Comedian Guy Branum believes there’s skill in a good name-drop. On his truTV series Talk Show the Game Show, there are points awarded for every celebrity mentioned by a guest — until it becomes excessive. Name-drops work like all the gibberish George Lucas put in Star Wars: I don’t know where Tosche Station is or what power converters do, but hearing those words get used gives me confidence that there are places and experiences outside of the one moment that is onscreen. Name-dropping builds the world. But the world is showbiz, arguably the best world, and it’s always fun to see what stars know each other. (Sometimes Pete Davidson knows Al Gore.) These inexplicable connections let one ponder the interconnectedness and mystery of the cosmos. For example, did you know that Jamie Lee Curtis and Robert Carradine (the nerd from Revenge of the Nerds or the dad from Lizzie McGuire) dated? And that they met on a talk show? Things that were never connected in my brain are suddenly inextricably linked. It’s like Crash, but good.
Curtis does my favorite thing a name-dropper can do, which is call someone by their nickname. It’s such a flex, underscoring the intimacy of their relationship while putting the viewer at a distance. I don’t know who Bobby Carradine is. I know Robert Carradine, after a Google, but Bobby is an entirely new creature. My favorite is when people say “Marty Scorsese.” Such an undignified nickname, Marty. This auteur of violence and misery has the same name as a time-traveling goober that almost accidentally fucked his own mom, and Bobby De Niro won’t let you forget it. On Watch What Happens Live this week, Jane Curtin brilliantly deployed the celeb nickname-drop when talking about her Saturday Night Live days.
Bill Murray is “Billy,” whereas Lorne Michaels is “Lauren.” She mispronounces or over-pronounces Lorne’s name to emphasize the chilliness of that relationship. And take note of how Harvey Fierstein peppers his non-campaigning for the role of Ursula with the names of all the people with whom he’s recently dined who are in some way connected to The Little Mermaid. (Incidentally, is there a way to make a live-action Little Mermaid that is all Ursula all the time? Every person who’s expressed interest in the role: Fierstein, Lizzo, Gaga, Tituss Burgess. I want them all to do a heist or something.)

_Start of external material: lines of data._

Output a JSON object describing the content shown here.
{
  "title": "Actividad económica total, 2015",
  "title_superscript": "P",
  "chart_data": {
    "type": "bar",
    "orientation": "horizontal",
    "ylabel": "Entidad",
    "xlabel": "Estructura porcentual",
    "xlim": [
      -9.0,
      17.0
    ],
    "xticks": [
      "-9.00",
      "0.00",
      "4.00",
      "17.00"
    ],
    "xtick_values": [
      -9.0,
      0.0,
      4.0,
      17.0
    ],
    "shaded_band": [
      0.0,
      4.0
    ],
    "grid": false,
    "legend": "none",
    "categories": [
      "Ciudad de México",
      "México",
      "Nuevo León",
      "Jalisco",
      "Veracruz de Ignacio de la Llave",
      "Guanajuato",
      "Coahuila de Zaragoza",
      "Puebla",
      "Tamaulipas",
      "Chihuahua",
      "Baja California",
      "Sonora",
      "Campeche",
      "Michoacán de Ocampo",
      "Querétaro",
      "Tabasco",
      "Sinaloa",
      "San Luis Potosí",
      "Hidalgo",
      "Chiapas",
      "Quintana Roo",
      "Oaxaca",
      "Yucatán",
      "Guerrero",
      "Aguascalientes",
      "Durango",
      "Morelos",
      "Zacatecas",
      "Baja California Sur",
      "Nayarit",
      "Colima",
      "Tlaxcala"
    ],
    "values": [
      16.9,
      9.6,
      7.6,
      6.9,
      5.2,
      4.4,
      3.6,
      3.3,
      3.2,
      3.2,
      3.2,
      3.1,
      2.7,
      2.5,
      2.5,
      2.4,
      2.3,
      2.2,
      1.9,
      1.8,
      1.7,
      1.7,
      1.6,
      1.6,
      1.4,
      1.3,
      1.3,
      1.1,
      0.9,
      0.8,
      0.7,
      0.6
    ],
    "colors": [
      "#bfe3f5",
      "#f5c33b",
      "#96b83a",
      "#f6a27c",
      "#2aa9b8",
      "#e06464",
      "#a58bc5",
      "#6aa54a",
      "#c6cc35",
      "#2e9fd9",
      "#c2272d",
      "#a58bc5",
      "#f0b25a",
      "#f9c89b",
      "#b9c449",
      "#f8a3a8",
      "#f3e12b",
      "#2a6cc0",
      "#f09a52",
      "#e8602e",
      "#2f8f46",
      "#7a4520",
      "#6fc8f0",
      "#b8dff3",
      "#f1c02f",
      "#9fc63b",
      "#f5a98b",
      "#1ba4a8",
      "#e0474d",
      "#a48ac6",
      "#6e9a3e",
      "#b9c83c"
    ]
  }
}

There is such a thing as going too far with name-dropping. On Talk Show the Game Show, it’s judge Casey Schreiner’s job to yellow card guests that are spackling famous names over an otherwise shaky performance. Schreiner is notably, woefully absent from The Alec Baldwin Show. Nobody is there to stop him. In this inexplicably animated clip, Baldwin tells Bobby De Niro a story about Danny Aiello and his ex-wife Kim Basinger.
I’ve watched this clip seven times and still do not understand the purpose of the story. “This is my favorite story,” Baldwin says at the top. But is it even a story? Stories have beginnings, middles, and ends. This is mostly just the weirdest Kim Basinger impression I’ve ever heard and maybe a critique of Italian-Americans. The name-dropping is next-level. We start the story with Betty Bacall; Lauren Bacall’s real name being Betty Joan Perske. But then we get the prop guy, a restaurant name-check, someone named Jimmy, someone named Frank. Who is Frank? WHO IS FRANK? The only person not name-checked is Alec’s ex-wife, which is a different kind of flex. Alec Baldwin wants to project intimacy with Betty Bacall, but keep the woman he shares a child with at a distance.
The best name-dropping of the week has to go to Busy Philipps. And for once, it’s not Michelle Williams. On The Late Show, Phillips name-checks Tina Fey, her jewelry designer friend Irene Neuwirth, Nate Berkus, and even Stephen Colbert’s wife. But what makes this god-tier name-dropping is that she coaxes an Oprah-drop out of Colbert himself. I now know that Oprah once flew Colbert a basket of avocados, and it makes the world a little brighter.